PPA: Son peligros existentes. Habrá siempre un sector que está cargado de odio y resentimiento, pero no es la mayoría de los casos. Ese odio y ese resentimiento ha ido desapareciendo. Las nuevas generaciones piden una nueva vida y forma (...) No es menos cierto que hay que ir hacia atrás y reconstruir la historia, porque eso nos marcará en nuestro futuro. Las heridas se van a abrir, es natural, pero hay un gran espíritu de cambio. Yo mismo se lo digo: he sufrido durante tantos años, y no albergo odio hacia nadie. Del grupo de los 75, puedo decir que la gran mayoría no tiene huellas de odio ni resentimiento, nadie quiere venganza ni pase de cuentas. El concepto nuestro es defender el hombre (...) El hombre tiene derecho a cambiar, es la dialéctica.

RNW: En 20 meses de Gobierno, primero provisional y luego electo, Raúl Castro promovió un debate social, levantó algunas prohibiciones  y comenzó cambios en el sector agrícola para estimular la producción de  alimentos. Todo ello ha llevado a una secuencia de pequeños cambios que Washington  califica de "cosméticos", y el historiador de La Habana, Eusebio Leal, de  "profundos". ¿ En qué margen de la orilla se ubica Ud. ?

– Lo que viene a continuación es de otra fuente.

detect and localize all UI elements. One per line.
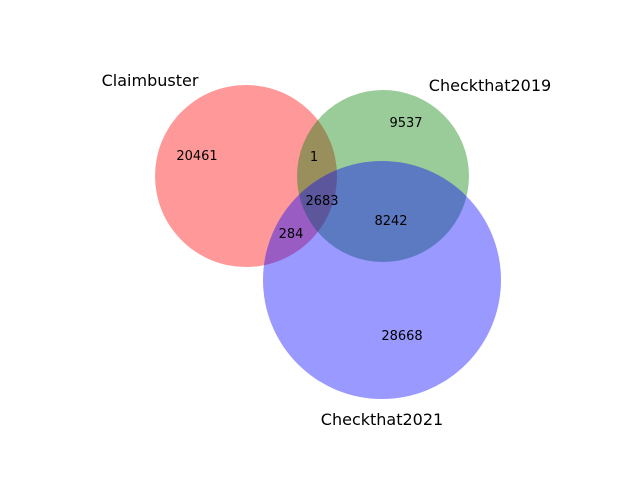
claimbuster-circle	[155, 85, 337, 267]
claimbuster-label: Claimbuster	[102, 71, 199, 90]
checkthat2019-circle	[297, 90, 469, 262]
checkthat2021-circle	[263, 161, 501, 399]
region-checkthat2019-only: 9537	[389, 116, 422, 131]
region-claimbuster-checkthat2021: 284	[279, 227, 304, 242]
region-claimbuster-only: 20461	[176, 149, 217, 164]
checkthat2021-label: Checkthat2021	[321, 410, 443, 429]
region-claimbuster-checkthat2019: 1	[310, 150, 318, 165]
region-checkthat2019-checkthat2021: 8242	[374, 214, 407, 229]
region-checkthat2021-only: 28668	[381, 329, 422, 344]
checkthat2019-label: Checkthat2019	[429, 76, 551, 95]
region-all-three: 2683	[305, 194, 338, 209]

PPA: (...) Son cambios para la realidad de Cuba. Esto, con Fidel Castro, no hubiera sido posible. No es menos cierto que a partir de la retirada de Fidel del escenario político, aunque siga conservando un gran poder, es verdad que se han iniciado algunos cambios. Lo que sí deseamos es que estos cambios sean más progresivos, y que se hagan más efectivos. Y que se han de dar en otros campos, por ejemplo, en las leyes. Que se produzca una legalización de lo que es la democracia dentro de Cuba. Una muestra sería liberar a los que están presos injustamente (...)

RNW: Acceso libre a teléfonos celulares, alojamiento de  hoteles, venta de electrónica restringida, además de poder adquirir tractores y herramientas para la agricultura. ¿ Pero son los cambios que espera el ciudadano cubano ?

PPA: Estas medidas tienden a crear la desigualdad. ¿Quiénes son los que van a poder disfrutar de estas cosas? Pues aquellos que ha estado cerca del régimen y han podido enriquecerse de forma ilegal. Estas personas, ahora, serán las que puedan adquirir el paraíso liberado. El pueblo se va a ver en una gran desventaja. Las diferencias de clases volverán a florecer, lo mismo que sucedió cuando el período especial, en el año 1994, cuando se permitieron algunas licencias o negocios particulares. Los que pudieron acceder a ellos fueron las personas que tenían alguna fortuna acumulada (...) Hay que procurar que toda la población goce de estas promesas y cambios. Estoy de acuerdo con las sociedades competitivas, pero no podemos caer tampoco en el neoliberalismo que tanto se critica dentro de Cuba.